For more than a decade the New Jersey Center for the Book (NJC) has advanced a dynamic literacy agenda, championing its definition as the ability to read and write while extending it to include literacies emerging in the 21st century. NJC initiatives reach out to the richly diverse communities of our state, from those residing in our challenged inner cities to those in our outlying suburbs.
The innovative spirit that launched NJC as the first located in a university, Rutgers School of Communication and Information, permeates its legacy. The NJ Center has demonstrated the power of the word by designating literary landmarks, offering programs that provide educators with continuing education credit while honing their skills in the writer’s craft, presenting events that highlight emerging literacies, sponsoring grants to encourage the initiation of new programs and developing awards that convey the NJC’s values.
An excursion into NJC’s projects highlights the designation of Literary Landmarks (LL) in inner cities, which breathes pride in their contributions to NJ culture. The first LL, Newark’s Public Library’s Showcasing Information Literacies brought educators to Newark for a program of workshops concentrating on the writer’s craft, the art of storytelling for youth at risk and the use of the NJ public broadcast station for literacy enrichment. A partnership with Camden, designating the Walt Whitman House a LL, served as a catalyst for a two-day festival. NJC collaboration with the NJ Juvenile Justice System, headquartered in Trenton, initiated Youth Create Writing and Art, helping the population in 17 detention centers tell their stories in prose, poetry and drawings. The results were featured at eight libraries and became an exhibit that traveled throughout the State to great acclaim.
A focus on Emerging Literacies with the renowned Liberty Science Center, produced Science is FUNdamtal. Anchored by learning centers in astronomy, physics and robotics, this program featured a NJ astronaut, Robert J. Cenker, who flew aboard the Columbia Space Shuttle. Dressed in astronaut’s garb, Cenker offered a multimedia presentation of his space walk and the challenges encountered in outer space. Food for Thought—What’s on Your Plate? explored food as science and community service. From food preparation, cooking and tasting stations scattered throughout the auditorium well known chefs from New York restaurants, Bon Jovi’s Soul Kitchen and an award winning next generation teen-age chef focused on healthy eating.
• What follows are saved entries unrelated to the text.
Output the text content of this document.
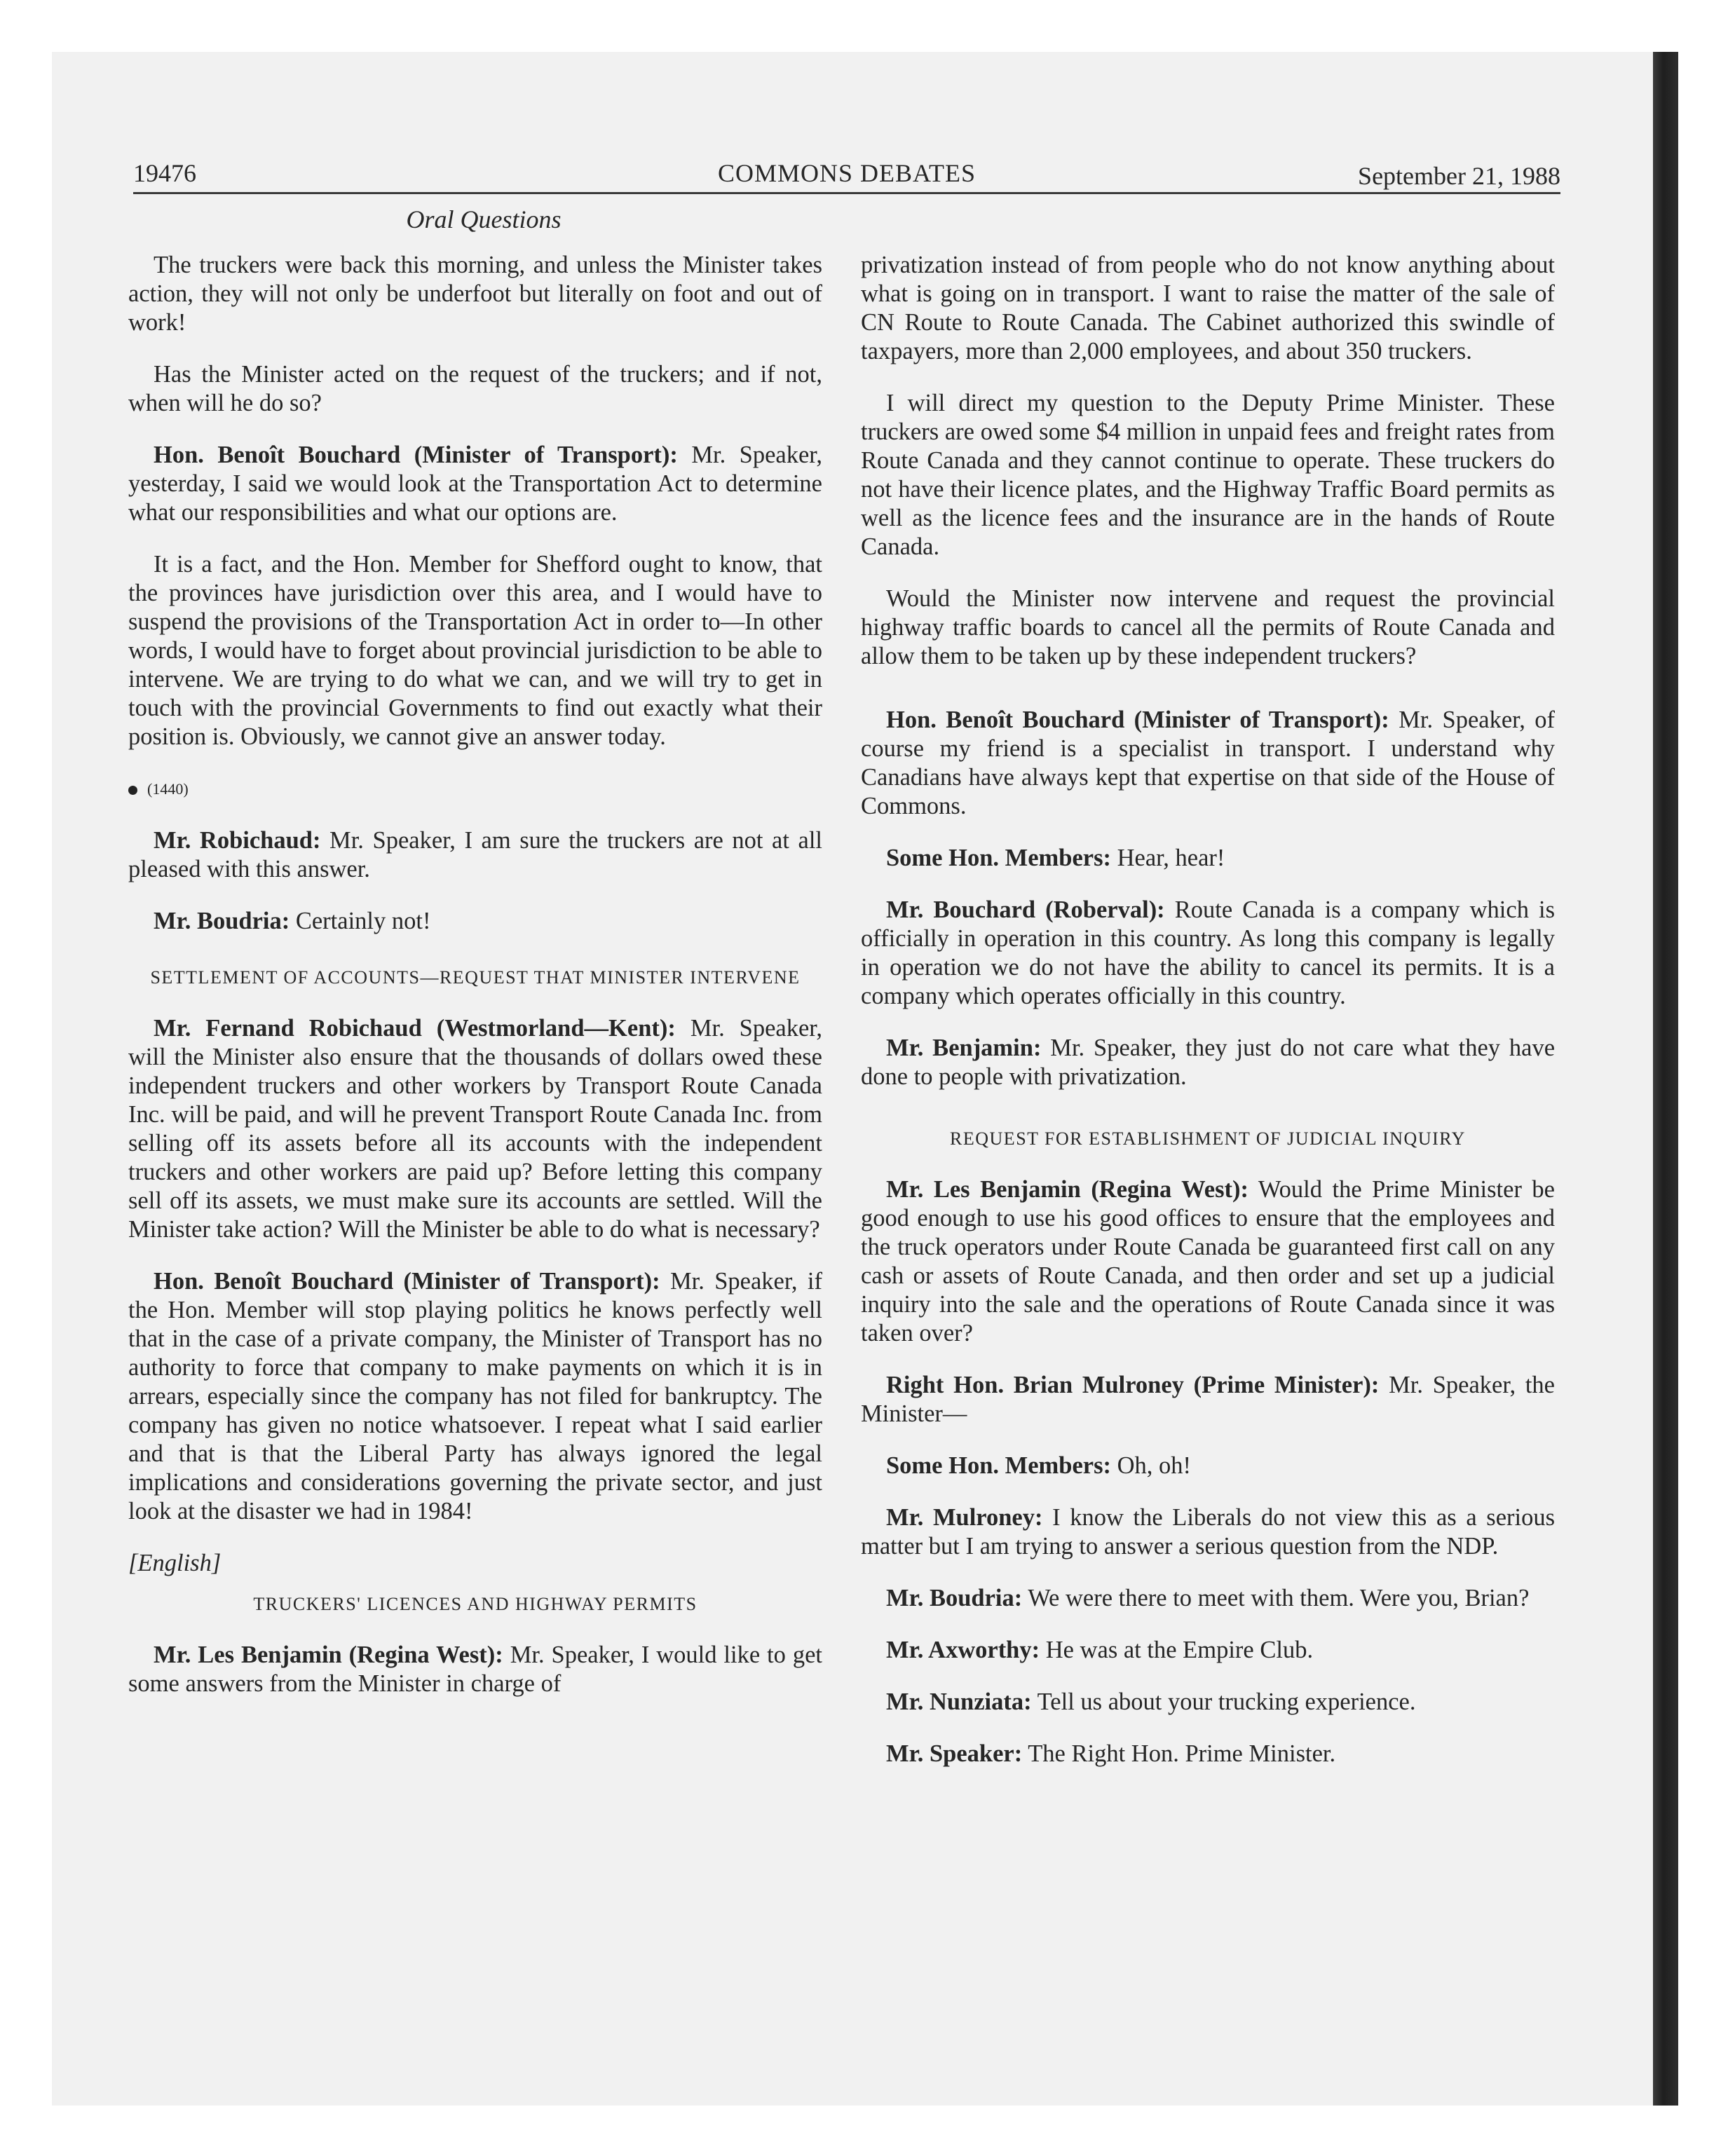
19476	COMMONS DEBATES	September 21, 1988
Oral Questions

The truckers were back this morning, and unless the Minister takes action, they will not only be underfoot but literally on foot and out of work!

Has the Minister acted on the request of the truckers; and if not, when will he do so?

Hon. Benoît Bouchard (Minister of Transport): Mr. Speaker, yesterday, I said we would look at the Transportation Act to determine what our responsibilities and what our options are.

It is a fact, and the Hon. Member for Shefford ought to know, that the provinces have jurisdiction over this area, and I would have to suspend the provisions of the Transportation Act in order to—In other words, I would have to forget about provincial jurisdiction to be able to intervene. We are trying to do what we can, and we will try to get in touch with the provincial Governments to find out exactly what their position is. Obviously, we cannot give an answer today.

(1440)

Mr. Robichaud: Mr. Speaker, I am sure the truckers are not at all pleased with this answer.

Mr. Boudria: Certainly not!

SETTLEMENT OF ACCOUNTS—REQUEST THAT MINISTER INTERVENE

Mr. Fernand Robichaud (Westmorland—Kent): Mr. Speaker, will the Minister also ensure that the thousands of dollars owed these independent truckers and other workers by Transport Route Canada Inc. will be paid, and will he prevent Transport Route Canada Inc. from selling off its assets before all its accounts with the independent truckers and other workers are paid up? Before letting this company sell off its assets, we must make sure its accounts are settled. Will the Minister take action? Will the Minister be able to do what is necessary?

Hon. Benoît Bouchard (Minister of Transport): Mr. Speaker, if the Hon. Member will stop playing politics he knows perfectly well that in the case of a private company, the Minister of Transport has no authority to force that company to make payments on which it is in arrears, especially since the company has not filed for bankruptcy. The company has given no notice whatsoever. I repeat what I said earlier and that is that the Liberal Party has always ignored the legal implications and considerations governing the private sector, and just look at the disaster we had in 1984!

[English]

TRUCKERS' LICENCES AND HIGHWAY PERMITS

Mr. Les Benjamin (Regina West): Mr. Speaker, I would like to get some answers from the Minister in charge of

privatization instead of from people who do not know anything about what is going on in transport. I want to raise the matter of the sale of CN Route to Route Canada. The Cabinet authorized this swindle of taxpayers, more than 2,000 employees, and about 350 truckers.

I will direct my question to the Deputy Prime Minister. These truckers are owed some $4 million in unpaid fees and freight rates from Route Canada and they cannot continue to operate. These truckers do not have their licence plates, and the Highway Traffic Board permits as well as the licence fees and the insurance are in the hands of Route Canada.

Would the Minister now intervene and request the provincial highway traffic boards to cancel all the permits of Route Canada and allow them to be taken up by these independent truckers?

Hon. Benoît Bouchard (Minister of Transport): Mr. Speaker, of course my friend is a specialist in transport. I understand why Canadians have always kept that expertise on that side of the House of Commons.

Some Hon. Members: Hear, hear!

Mr. Bouchard (Roberval): Route Canada is a company which is officially in operation in this country. As long this company is legally in operation we do not have the ability to cancel its permits. It is a company which operates officially in this country.

Mr. Benjamin: Mr. Speaker, they just do not care what they have done to people with privatization.

REQUEST FOR ESTABLISHMENT OF JUDICIAL INQUIRY

Mr. Les Benjamin (Regina West): Would the Prime Minister be good enough to use his good offices to ensure that the employees and the truck operators under Route Canada be guaranteed first call on any cash or assets of Route Canada, and then order and set up a judicial inquiry into the sale and the operations of Route Canada since it was taken over?

Right Hon. Brian Mulroney (Prime Minister): Mr. Speaker, the Minister—

Some Hon. Members: Oh, oh!

Mr. Mulroney: I know the Liberals do not view this as a serious matter but I am trying to answer a serious question from the NDP.

Mr. Boudria: We were there to meet with them. Were you, Brian?

Mr. Axworthy: He was at the Empire Club.

Mr. Nunziata: Tell us about your trucking experience.

Mr. Speaker: The Right Hon. Prime Minister.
Networking with the state’s libraries is an ongoing NJC priority. With the NJ Library Association as a partner the NJC hosted a reception honoring the public libraries where certificates of membership in the NJC were awarded. Later the Center organized a grant competition combining its library members’ interest in literacy with the 350th Anniversary Celebration of the birth of our state. The 12 winning libraries received funding for activities combining NJ’s history with reading and writing. They were previewed at a daylong event at the Grounds for Sculpture.
The Center presents three awards to reinforce the life enrichment that accompanies literacy. The first, Rutgers Award for Distinguished Literature for Youth honored author Jim Murphy and the late Walter Dean Myers, both of whom, through fiction, nonfiction and poetry, opened the lives of young adults to their reality of the world. The second, the Miss Rumphius Award, honors librarians and teachers who collaborate to build a program with Internet resources that enhance literacy. The third award is Letters About Literature to which over 6,000 NJ students participate. The NJ winning students who enter the competition are honored at a reception where certificates from the Governor are presented to the authors and also to teachers who provide longstanding encouragement for students to enter the contest.
The future of NJC is as promising as its past. It has a Facebook and Twitter presence to encourage greater awareness of its record of providing innovative programs that create a measurable impact on the thousands touched by its literacy initiatives. The sustainability of these efforts results from modest costs insured by the NJC’s support network, which continues to increase in size. The criteria of sustainability and reliability are employed by NJC in every program, award and grant it offers. To these NJC adds the criterion of diffusion of best practices found in programs they have tested in the field. The model built and developed by the NJC is easily adapted or replicated nationwide not only by other Centers but also by any organization promoting literacy.